Hawthorne turned to writing after his graduation from Bowdoin College. His first novel, Fanshawe, was unsuccessful and Hawthorne himself later disavowed the work as amateurish. He wrote several successful short stories, however, including "My Kinsman, Major Molineux","Roger Malvin's Burial", and "Young Goodman Brown" - arguably Hawthorne's most famous short story. Despite the critical acclaim it has received since, Hawthorne twice rejected this work when asked to select a compilation of short stories for publication.
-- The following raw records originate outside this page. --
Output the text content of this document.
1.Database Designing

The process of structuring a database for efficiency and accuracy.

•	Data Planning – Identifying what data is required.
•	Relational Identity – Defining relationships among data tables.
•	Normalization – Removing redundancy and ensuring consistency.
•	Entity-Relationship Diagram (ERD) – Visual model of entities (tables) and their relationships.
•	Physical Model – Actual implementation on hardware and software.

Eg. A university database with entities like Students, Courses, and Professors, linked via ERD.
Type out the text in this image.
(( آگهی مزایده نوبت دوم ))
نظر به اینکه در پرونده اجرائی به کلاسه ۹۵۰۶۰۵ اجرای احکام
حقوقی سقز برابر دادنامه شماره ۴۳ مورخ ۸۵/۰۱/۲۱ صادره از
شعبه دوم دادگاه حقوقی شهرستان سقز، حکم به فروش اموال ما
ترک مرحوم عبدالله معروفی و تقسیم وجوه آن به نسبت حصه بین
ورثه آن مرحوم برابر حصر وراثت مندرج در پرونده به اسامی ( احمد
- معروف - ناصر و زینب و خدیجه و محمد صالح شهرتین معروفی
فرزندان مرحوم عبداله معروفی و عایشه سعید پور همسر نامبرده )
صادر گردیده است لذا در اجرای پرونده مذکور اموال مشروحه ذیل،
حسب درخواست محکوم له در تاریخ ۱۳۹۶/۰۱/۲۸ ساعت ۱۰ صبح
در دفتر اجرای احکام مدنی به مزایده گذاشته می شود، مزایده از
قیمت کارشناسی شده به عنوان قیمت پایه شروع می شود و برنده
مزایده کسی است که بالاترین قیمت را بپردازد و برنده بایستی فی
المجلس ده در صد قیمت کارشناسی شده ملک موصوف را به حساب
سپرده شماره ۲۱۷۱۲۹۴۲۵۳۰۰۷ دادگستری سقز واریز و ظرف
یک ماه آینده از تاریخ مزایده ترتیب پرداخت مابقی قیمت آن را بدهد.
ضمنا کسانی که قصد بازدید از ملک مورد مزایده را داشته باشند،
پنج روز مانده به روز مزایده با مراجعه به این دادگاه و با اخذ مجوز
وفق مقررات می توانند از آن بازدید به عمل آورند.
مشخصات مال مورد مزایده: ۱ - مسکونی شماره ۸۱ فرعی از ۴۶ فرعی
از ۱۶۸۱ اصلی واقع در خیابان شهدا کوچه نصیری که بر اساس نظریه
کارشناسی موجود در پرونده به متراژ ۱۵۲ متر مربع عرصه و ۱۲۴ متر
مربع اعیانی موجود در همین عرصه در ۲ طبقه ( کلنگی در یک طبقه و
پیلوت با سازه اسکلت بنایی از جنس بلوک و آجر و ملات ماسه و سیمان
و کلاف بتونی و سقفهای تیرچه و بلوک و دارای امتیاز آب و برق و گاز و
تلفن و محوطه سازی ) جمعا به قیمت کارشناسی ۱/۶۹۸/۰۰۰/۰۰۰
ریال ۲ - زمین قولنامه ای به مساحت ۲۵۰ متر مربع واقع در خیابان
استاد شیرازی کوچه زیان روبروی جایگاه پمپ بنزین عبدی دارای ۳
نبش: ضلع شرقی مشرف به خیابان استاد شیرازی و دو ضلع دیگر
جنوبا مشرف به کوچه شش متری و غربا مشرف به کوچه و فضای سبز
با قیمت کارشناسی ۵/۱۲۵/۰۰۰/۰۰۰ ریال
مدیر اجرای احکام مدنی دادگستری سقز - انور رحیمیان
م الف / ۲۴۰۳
His insufficient earnings as a writer forced Hawthorne to enter a career as a Boston Custom House measurer in 1839. After three years Hawthorne was dismissed from his job with the Salem Custom House. By 1842, his writing finally provided him income sufficient enough to marry Sophia Peabody and move to The Manse in Concord, which was the center of the Transcendental movement.
The couple had three children. Una, the eldest, was born in 1844 and named in reference to Sir Edmund Spenser's epic poem The Faerie Queene. Their second child, a son they called Julian, was born in 1846. The third child, Rose, was born in 1851 and referred to by Hawthorne as his "autumnal flower".
Hawthorne returned to Salem in 1845, where he was appointed surveyor of the Boston Custom House by President James Polk, but he was dismissed from this post when Zachary Taylor became president. Hawthorne then devoted himself to his most famous novel, The Scarlet Letter. He zealously worked on the novel with a determination he had not known before. His intense suffering infused the novel with imaginative energy, leading him to describe it as a "hell-fired story". On February 3, 1850, Hawthorne read the final pages to his wife. He wrote, "It broke her heart and sent her to bed with a grievous headache, which I look upon as a triumphant success."
The Scarlet Letter was an immediate success that allowed Hawthorne to devote himself completely to his writing. He left Salem for a temporary residence in Lenox, a small town in the Berkshires, where he completed the romance The House of the Seven Gables in 1851. While in Lenox, Hawthorne met with Herman Melville and became a major proponent of Melville's work, but their friendship later became strained. Hawthorne's subsequent novels, The Blithedale Romance - based on his years of communal living at Brook Farm - and the romance The Marble Faun were both considered disappointments. Hawthorne supported himself through another political post, the consulship in Liverpool, which he was given for writing a campaign biography for Franklin Pierce.
In 1852, after the publication of The Blithedale Romance, Hawthorne returned to Concord and bought a house called Hillside, owned by Louisa May Alcott's family. Hawthorne renamed it The Wayside. He went on to travel and live in France and Italy for a spell, but he returned to The Wayside just before the Civil War began. He published an article entitled "Chiefly About War Matters" for the Atlantic Monthly just before he fell ill, detailing the account of his travels to the Virginia battlefields of Manassas and Harpers Ferry and to the White House.
Hawthorne passed away on May 19, 1864, in Plymouth, New Hampshire, after a long period of illness during which he suffered severe bouts of dementia. By this time, he had completed several chapters of what was to be a romance, and this work was published posthumously as The Dolliver Romance.
Hawthorne was buried in Sleepy Hollow Cemetery in Concord, Massachusetts. Transcendentalist poet and essayist Ralph Waldo Emerson, a neighbor of Hawthorne's, described the life of his acquaintance as one of "painful solitude." Hawthorne had maintained a strong friendship with Franklin Pierce, but otherwise he had had few intimates and little engagement with any sort of social life.
A number of his unfinished works were published posthumously. His works remain notable for their treatment of New England Puritanism, personal guilt, and the complexities of moral choices. Though Hawthorne was perpetually dissatisfied with his body of work throughout his life, he remains lauded as one of the greatest American writers.